The party thrust Dr Zhong back into the public spotlight when he told state television on January 20 that the Wuhan outbreak was now being transmitted between humans, making clear for the first time the gravity of the situation. The news came at a critical moment in the spread of the virus. In the following weeks, the number of confirmed cases grew rapidly, reaching 20,348 by Tuesday with 425 dead, eclipsing the 349 people killed by Sars in mainland China. By pre-empting the explosion in the number of cases with a formal announcement from an authoritative figure such as Dr Zhong, the Communist party was able to dodge accusations that it had reacted too slowly or overseen a cover-up.

Dr Zhong’s outlook on the coronavirus — that it will peak within the next week — is by far the most optimistic view available from a high-profile medical professional. Most other projections put the climax of infection several months later in April or May.  There is also evidence of a crackdown on would-be whistleblowers as the coronavirus epidemic has grown. Online activists have pointed out how Wuhan police questioned eight medical personnel who had raised concerns over Sars-like infections as far back as early January.  “Under Xi, the tolerance for muckraking and whistleblowing has declined markedly,” said Peter Lorentzen, an associate professor at the University of San Francisco. He noted that social media, which did not exist during the Sars crisis, had become a perennial threat to party control.
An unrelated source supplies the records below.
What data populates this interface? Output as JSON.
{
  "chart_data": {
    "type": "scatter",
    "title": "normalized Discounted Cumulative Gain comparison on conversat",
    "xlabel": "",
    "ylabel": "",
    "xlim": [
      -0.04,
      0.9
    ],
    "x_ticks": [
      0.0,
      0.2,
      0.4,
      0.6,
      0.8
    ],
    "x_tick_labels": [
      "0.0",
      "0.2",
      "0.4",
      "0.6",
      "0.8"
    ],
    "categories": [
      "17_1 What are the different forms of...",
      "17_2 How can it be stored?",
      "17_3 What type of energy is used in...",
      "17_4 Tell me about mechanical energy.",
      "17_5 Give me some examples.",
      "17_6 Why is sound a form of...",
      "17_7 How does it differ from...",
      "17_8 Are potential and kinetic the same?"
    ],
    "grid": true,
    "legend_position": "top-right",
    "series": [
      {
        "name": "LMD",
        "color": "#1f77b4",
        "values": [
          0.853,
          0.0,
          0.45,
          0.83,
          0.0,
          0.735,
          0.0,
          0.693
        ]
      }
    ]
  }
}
“As I see it, the party — not just Xi — has decided that the benefits of better information and improved governance from whistleblowing no longer outweigh the cost in terms of potential destabilisation or delegitimisation.” Dr Jiang’s legacy has gradually disappeared from public record in China. In 2004, he sent an open letter to China’s premier requesting the government re-examine the Tiananmen Square massacre that saw more than 1,000 people killed in June 1989. The letter landed him in detention for a short period and has made him a permanent pariah in Beijing.  His name does not appear in searches on the website of Xinhua News or other state media sites. “We can see that the state is very active in scrubbing the records online,” said Elizabeth Brunner, author of Environmental Activism, Social Media, and Protest in China. “References to these events and people should be growing but the record is disappearing.”